Wednesday, May 29, 2013

The most significant feature of Kepler Eclipse on Fedora

Yeah, I know I'm kind of repeating myself, but look what happens after you update Eclipse in Fedora 19:

Eclipse after update in F19

P2 discovers that you're system installation had been changed, finds what you have installed as a regular user, and then asks you to install those things again, providing you a nice wizard:

Features reinstallation wizard page
This is a big step forward since previous Fedora releases, where Eclipse package update caused a loss of user installed features, or even totally broke the installation.

Of course, not only Linux will benefit from this approach, but all setups, where users have only read-only access to a master installation administered centrally.

Edit: Things never go as smoothly as one would wish.
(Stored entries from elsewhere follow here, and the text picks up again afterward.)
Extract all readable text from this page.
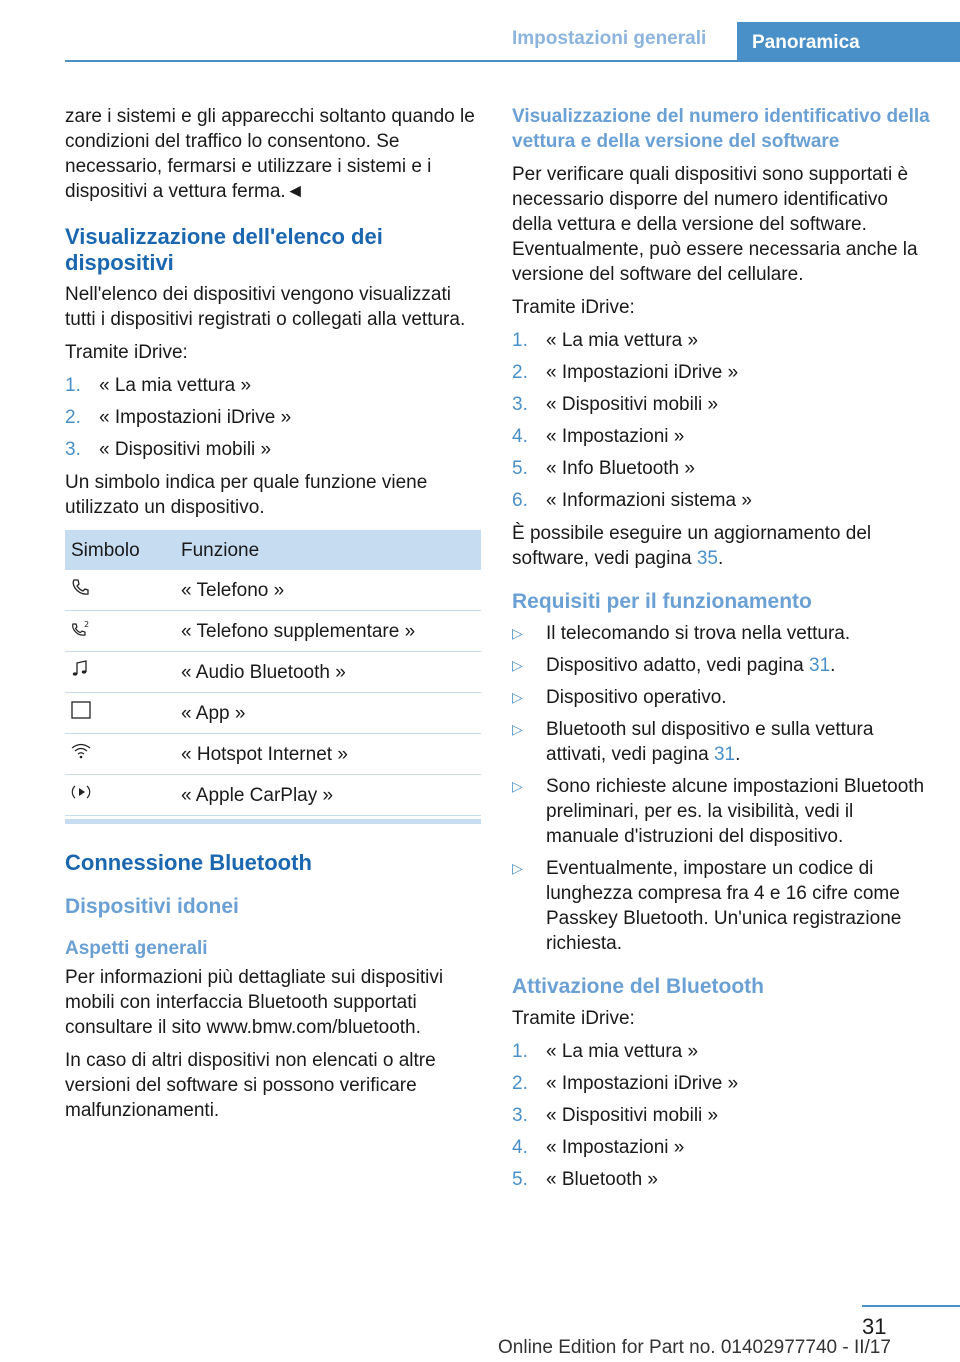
Impostazioni generali	Panoramica

zare i sistemi e gli apparecchi soltanto quando le condizioni del traffico lo consentono. Se necessario, fermarsi e utilizzare i sistemi e i dispositivi a vettura ferma.◄

Visualizzazione dell'elenco dei dispositivi

Nell'elenco dei dispositivi vengono visualizzati tutti i dispositivi registrati o collegati alla vettura.

Tramite iDrive:

1. « La mia vettura »
2. « Impostazioni iDrive »
3. « Dispositivi mobili »

Un simbolo indica per quale funzione viene utilizzato un dispositivo.

Simbolo	Funzione
	« Telefono »

2	« Telefono supplementare »
	« Audio Bluetooth »
	« App »
	« Hotspot Internet »
	« Apple CarPlay »
Connessione Bluetooth
Dispositivi idonei
Aspetti generali

Per informazioni più dettagliate sui dispositivi mobili con interfaccia Bluetooth supportati consultare il sito www.bmw.com/bluetooth.

In caso di altri dispositivi non elencati o altre versioni del software si possono verificare malfunzionamenti.

Visualizzazione del numero identificativo della vettura e della versione del software

Per verificare quali dispositivi sono supportati è necessario disporre del numero identificativo della vettura e della versione del software. Eventualmente, può essere necessaria anche la versione del software del cellulare.

Tramite iDrive:

1. « La mia vettura »
2. « Impostazioni iDrive »
3. « Dispositivi mobili »
4. « Impostazioni »
5. « Info Bluetooth »
6. « Informazioni sistema »

È possibile eseguire un aggiornamento del software, vedi pagina 35.

Requisiti per il funzionamento
▷ Il telecomando si trova nella vettura.
▷ Dispositivo adatto, vedi pagina 31.
▷ Dispositivo operativo.
▷ Bluetooth sul dispositivo e sulla vettura attivati, vedi pagina 31.
▷ Sono richieste alcune impostazioni Bluetooth preliminari, per es. la visibilità, vedi il manuale d'istruzioni del dispositivo.
▷ Eventualmente, impostare un codice di lunghezza compresa fra 4 e 16 cifre come Passkey Bluetooth. Un'unica registrazione richiesta.
Attivazione del Bluetooth

Tramite iDrive:

1. « La mia vettura »
2. « Impostazioni iDrive »
3. « Dispositivi mobili »
4. « Impostazioni »
5. « Bluetooth »
31
Online Edition for Part no. 01402977740 - II/17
The problem that I was having with this dialog was that when I had multiple Eclipse installed, from time to time, the dialog was trying to reinstall things from "wrong" Eclipse installation.

It turned out to be a feature, not a bug. Eclipse, when shared install is run for the very first time, tries to find previous installation on the best-can-do basis. This scenario is a bug for Fedora, because Fedora Eclipse has only one location that does not change, and therefore if there is no local configuration for that location, it means that nothing should be reinstalled. I think a solution is as easy as setting this property to the Fedora installation:

-Declipse.p2.skipMovedInstallDetection=true


Thursday, May 9, 2013

Eclipse Mylyn - quite interesting feature

Did you know that Eclipse Mylyn integrates with a History view?

Exemplary history displayed in the History view.
Unfortunately, it works this way for Red Hat bugzilla, but not for the Eclipse one :-(.

Tuesday, May 7, 2013

Eclipse Marketplace Client just got updated in Fedora 19+

Short introduction for my Fedora audience:

Eclipse Marketplace is, well, a market for Eclipse plugins.  Eclipse Marketplace Client is a tool that allows for browsing and installing plugins from within your IDE. The analogy to other application stores is quite obvious. You can install the client by invoking:

sudo yum install eclipse-mpc

Main content:

Fedora 19 release date is approaching us fast. Since the Fedora release and Eclipse release are very close to each other, and there is a freeze between the RC (Beta) and the final release, I'm updating now the Eclipse stack to the Milestone 7 - the last milestone between the final release of Eclipse.

Going from one project to another I stumbled upon Eclipse Marketplace Client. It has no new release scheduled on it's website, but the log has revealed quite interesting features, so I've decided to include those updates.

Here is a screenshot of a new Marketplace Client:


Note new attributes that are now displayed - the number of installs and favourites stars. This will definitely help to assess which solutions are well tested in the field :-).

It also looks like there will be a newsletter in the marketplace client :-)


The market place is interesting also from another point of view.  I have written a small utility mojo that transforms a p2 repository/update site into a runnable form that could be put in dropins. So the part of rpm responsible for installing the client looks like:

mvn-rpmbuild org.fedora:feclipse-maven-plugin:install  \
 -DsourceRepo=org.eclipse.epp.mpc.site/target/site -DtargetLocation=%{buildroot}%{install_loc}/eclipse

Which is a great progress from manually unzipping features into destination :-).

Yes, yes, I'm aware that dropins mechanism is not really the best solution, but that's the only solution that we managed to get work together with rpm.